Unsurprisingly, people who use this lazy framing tend to be affluent and part of majority groups.
This was a really good piece, but I think something that's underrated here is how much leadership in the open source and cryptocurrency is swimming in the currents of neo-reactionary and NRx adjacent politics (believing it would be good to end democracy to preserve "liberty" which they narrowly define as extremely strong property rights) and are basically just uncomfortable with the fact that most of their staff are liberals, socialists, and left leaning liberaltarians.
Bajali who you cite in the piece is a known neoreactionary. He came out of the Peter Thiel pipeline and eventually ended up at Coinbase which is a great ideological fit for NRx folks. Crypto is super popular in NRx circles since it creates a way to decouple money from the democratic accountability mechanisms that incentivize inflationary monetary policy (which these lunatics perceive as a violation of property rights)
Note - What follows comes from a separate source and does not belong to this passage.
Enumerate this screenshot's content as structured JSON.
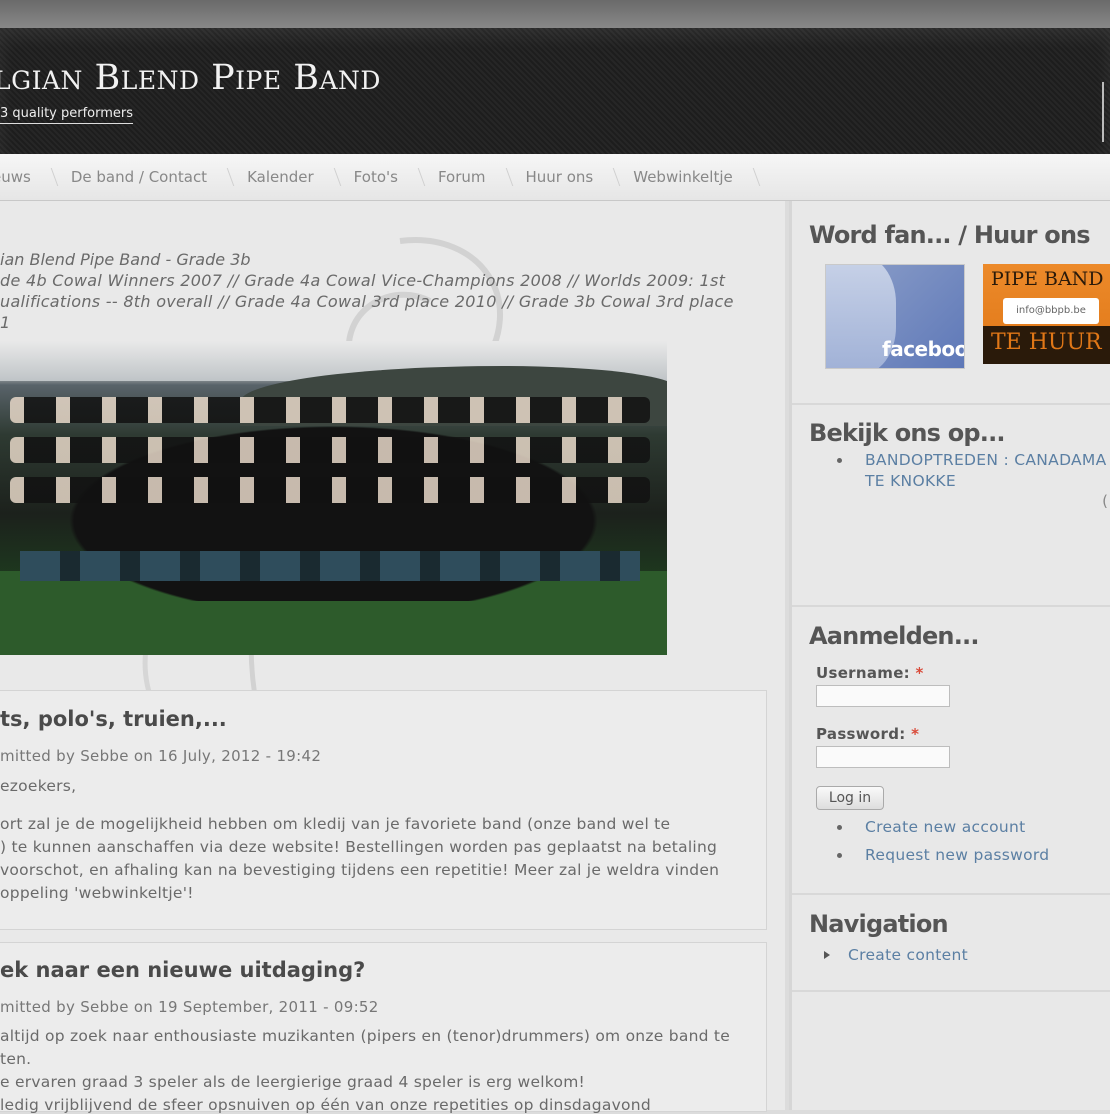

I think the Basecamp folks are probably less sinister than Bajali, most of the true believer NRx folks come out of the Peter Thiel pipeline, and Basecamp's founder\CTO has publicly criticized Thiel for being a fascist lunatic, but yeah I'm really skeptical of all the idealistic west coast tech people. I'm pretty bullish on Chamath Palihapitiya ruining society in 5 -10 years.
This was sort of an incoherent rant, but yeah I liked this article and I am also extremely suspicious of this trend!